Mark Banks and Kristian Bagger suggest some workarounds for litigators working from home, including those without a printer or a scanner to hand.

For most solicitors in the UK, the outbreak of the coronavirus (COVID-19) pandemic and subsequent lockdown has precipitated a sudden shift to full-time remote working.

In this article, we set out some practical guidance and tips for civil litigation practitioners on how to overcome common issues arising from working at home.

No printer-scanner? No problem

Many practitioners may not have access to scanning and printing facilities at home, which has the potential to cause problems in the preparation of court documents. Fortunately, there are some handy workarounds.

Signing court documents

Under the Civil Procedure Rules (CPR), an electronic signature can be used instead of a manual signature for any document that is required to be signed in accordance with the CPR.

Signing statements of truth

The position is somewhat murkier when it comes to signing statements of truth. It seems more likely than not that electronic signatures can be validly used to sign statements of truth, but there remains some uncertainty on this point. For that reason, if time and technology allow, a ‘wet’ ink signature from your client is still preferable. For those without a scanner, a mobile scanning application (such as Adobe Scan) can then be used to create a PDF which can be filed electronically at court. However, use of such applications should be carefully considered in the context of client confidentiality and cleared with your IT department first.

Preparing exhibits

Exhibits can be compiled and paginated electronically using a PDF editor such as Foxit PhantomPDF or Adobe Acrobat. Note that some courts (including the Queen’s Bench Division) have published specific guidance on electronic bundles which should be adhered to.

Marking up documents

Consider whether you can use a touchscreen device to mark-up documents. If your work computer is touchscreen-enabled, for example, you may have access to Windows Ink Workspace, which has functionality to assist in preparing mark-ups (again, however, client confidentiality should be carefully considered). Alternatively, some PDF editors allow users to convert PDF documents into word documents for soft-copy amendments.

Service of documents

Under the CPR, the permission of the other side is required to serve documents by email. In the current circumstances, we expect that most parties will be sensible about accepting electronic service.
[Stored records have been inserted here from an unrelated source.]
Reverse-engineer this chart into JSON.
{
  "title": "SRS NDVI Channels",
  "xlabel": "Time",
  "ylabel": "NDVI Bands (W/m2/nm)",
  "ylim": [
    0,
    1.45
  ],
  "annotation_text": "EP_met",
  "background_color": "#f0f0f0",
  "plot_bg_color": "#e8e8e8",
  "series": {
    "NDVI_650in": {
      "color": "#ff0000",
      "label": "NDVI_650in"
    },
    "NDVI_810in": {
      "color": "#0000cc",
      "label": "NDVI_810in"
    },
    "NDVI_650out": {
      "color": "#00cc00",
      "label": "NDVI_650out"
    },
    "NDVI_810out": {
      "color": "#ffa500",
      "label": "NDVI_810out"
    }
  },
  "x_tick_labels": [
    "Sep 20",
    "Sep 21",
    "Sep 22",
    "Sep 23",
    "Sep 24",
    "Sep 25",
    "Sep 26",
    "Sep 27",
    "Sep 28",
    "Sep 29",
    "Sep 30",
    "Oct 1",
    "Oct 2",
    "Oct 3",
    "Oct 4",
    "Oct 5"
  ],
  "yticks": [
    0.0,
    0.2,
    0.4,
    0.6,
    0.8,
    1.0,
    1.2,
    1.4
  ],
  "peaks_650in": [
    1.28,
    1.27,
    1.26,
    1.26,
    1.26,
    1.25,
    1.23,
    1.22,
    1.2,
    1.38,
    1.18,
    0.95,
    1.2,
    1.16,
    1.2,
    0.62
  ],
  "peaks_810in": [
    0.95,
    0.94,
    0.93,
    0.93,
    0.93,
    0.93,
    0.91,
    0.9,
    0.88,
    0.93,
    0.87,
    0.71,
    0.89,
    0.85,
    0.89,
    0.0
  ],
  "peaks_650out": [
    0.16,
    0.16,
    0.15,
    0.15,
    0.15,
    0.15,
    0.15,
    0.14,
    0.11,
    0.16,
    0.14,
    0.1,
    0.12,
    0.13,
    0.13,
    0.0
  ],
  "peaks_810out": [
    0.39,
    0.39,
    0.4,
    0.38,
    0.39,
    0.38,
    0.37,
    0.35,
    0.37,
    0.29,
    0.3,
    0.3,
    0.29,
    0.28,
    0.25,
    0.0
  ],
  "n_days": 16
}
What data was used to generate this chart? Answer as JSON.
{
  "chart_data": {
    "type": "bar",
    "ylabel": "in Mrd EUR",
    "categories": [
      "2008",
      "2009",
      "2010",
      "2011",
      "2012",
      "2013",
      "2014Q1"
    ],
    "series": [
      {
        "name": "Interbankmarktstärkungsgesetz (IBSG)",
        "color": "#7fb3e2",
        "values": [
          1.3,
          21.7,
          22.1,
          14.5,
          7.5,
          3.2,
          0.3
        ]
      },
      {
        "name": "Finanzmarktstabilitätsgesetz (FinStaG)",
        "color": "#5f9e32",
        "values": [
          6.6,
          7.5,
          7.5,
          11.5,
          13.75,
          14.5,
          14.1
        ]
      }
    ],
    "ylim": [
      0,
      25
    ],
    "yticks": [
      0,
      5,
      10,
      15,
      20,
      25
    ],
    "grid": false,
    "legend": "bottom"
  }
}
We also expect that courts will take a dim view of parties refusing to accept electronic service of documents, unless they have a very good reason for doing so.

Keep confidentiality in mind

Although the Solicitors Regulation Authority (SRA) has recognised that the present circumstances are exceptional, it has nevertheless indicated that it expects solicitors to continue to abide by the SRA Standards and Regulations.
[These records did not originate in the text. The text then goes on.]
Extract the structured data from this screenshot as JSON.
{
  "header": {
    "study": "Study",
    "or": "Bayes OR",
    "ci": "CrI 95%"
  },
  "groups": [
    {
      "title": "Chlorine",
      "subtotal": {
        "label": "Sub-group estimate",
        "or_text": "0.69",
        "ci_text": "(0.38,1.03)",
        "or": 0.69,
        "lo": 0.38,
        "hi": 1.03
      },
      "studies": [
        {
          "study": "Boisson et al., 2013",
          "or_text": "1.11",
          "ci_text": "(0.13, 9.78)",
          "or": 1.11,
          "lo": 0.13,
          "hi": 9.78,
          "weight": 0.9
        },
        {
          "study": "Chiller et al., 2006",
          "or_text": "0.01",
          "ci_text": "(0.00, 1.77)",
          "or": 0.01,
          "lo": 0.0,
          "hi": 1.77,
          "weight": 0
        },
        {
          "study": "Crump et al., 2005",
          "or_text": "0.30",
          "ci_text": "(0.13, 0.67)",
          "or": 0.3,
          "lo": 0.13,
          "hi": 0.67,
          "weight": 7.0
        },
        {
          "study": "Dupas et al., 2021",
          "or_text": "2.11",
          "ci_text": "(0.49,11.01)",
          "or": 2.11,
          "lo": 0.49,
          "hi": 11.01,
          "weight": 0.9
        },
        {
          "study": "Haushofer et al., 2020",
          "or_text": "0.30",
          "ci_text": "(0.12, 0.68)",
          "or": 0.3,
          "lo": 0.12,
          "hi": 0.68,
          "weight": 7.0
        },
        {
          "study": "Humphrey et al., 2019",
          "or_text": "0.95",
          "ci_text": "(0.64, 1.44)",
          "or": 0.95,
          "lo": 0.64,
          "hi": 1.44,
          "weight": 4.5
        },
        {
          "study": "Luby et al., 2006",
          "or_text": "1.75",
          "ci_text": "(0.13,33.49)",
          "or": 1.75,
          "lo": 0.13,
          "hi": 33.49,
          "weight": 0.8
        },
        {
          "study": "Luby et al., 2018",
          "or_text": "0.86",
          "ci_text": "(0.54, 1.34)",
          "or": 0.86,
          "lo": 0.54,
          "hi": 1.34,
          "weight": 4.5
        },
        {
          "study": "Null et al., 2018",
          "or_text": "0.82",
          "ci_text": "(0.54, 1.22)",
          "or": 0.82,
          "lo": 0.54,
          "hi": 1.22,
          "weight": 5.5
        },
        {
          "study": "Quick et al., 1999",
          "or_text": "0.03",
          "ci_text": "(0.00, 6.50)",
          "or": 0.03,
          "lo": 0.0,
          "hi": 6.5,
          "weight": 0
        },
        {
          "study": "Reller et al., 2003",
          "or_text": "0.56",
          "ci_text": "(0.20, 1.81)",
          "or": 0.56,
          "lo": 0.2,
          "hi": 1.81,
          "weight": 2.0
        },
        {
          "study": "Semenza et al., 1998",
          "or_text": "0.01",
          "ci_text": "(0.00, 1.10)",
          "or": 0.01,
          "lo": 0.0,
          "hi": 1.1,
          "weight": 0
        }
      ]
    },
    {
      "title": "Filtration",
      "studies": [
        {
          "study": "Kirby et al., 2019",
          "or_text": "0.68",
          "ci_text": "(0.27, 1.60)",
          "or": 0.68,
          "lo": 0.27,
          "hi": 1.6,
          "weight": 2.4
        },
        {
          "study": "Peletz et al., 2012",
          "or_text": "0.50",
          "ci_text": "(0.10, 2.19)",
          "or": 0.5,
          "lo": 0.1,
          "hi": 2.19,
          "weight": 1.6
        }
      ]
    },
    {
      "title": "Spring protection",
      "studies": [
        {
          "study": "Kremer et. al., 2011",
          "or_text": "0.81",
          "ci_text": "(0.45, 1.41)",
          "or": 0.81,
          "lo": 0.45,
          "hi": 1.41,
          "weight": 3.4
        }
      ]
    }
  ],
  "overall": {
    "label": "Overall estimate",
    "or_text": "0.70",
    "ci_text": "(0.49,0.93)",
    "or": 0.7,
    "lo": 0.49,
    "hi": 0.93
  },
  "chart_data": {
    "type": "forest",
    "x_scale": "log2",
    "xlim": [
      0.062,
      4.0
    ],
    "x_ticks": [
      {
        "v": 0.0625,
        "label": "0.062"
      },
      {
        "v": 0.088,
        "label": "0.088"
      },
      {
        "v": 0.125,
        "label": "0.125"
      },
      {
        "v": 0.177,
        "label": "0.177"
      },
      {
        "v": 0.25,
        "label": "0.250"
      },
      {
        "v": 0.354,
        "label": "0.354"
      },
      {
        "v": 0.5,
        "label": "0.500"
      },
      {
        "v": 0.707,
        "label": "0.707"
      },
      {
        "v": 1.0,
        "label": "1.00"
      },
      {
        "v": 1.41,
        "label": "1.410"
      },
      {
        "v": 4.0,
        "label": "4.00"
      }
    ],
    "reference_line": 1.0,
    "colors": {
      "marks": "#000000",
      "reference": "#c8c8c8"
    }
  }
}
Maintaining client confidentiality poses a particular challenge for solicitors operating outside the office environment. However, following some straightforward rules of thumb can help to mitigate this risk.

  • Always follow any firm guidance on maintaining client confidentiality while remote working. In particular, always check with your firm’s IT team before using any third-party software.
  • Do not print out confidential documents unless it is absolutely necessary. If you do, store the documents securely or destroy them after you’re done (don’t put them in the recycling bin!).
  • Password protect and lock, or shut down, your computer when you are not using it.

Keep your client up to date

Clients need the support of their legal advisers now more than ever. Litigation practitioners should do their best to ensure that clients are regularly updated on any developments which may affect their case, including the impact of COVID-19 on case timetables and hearings.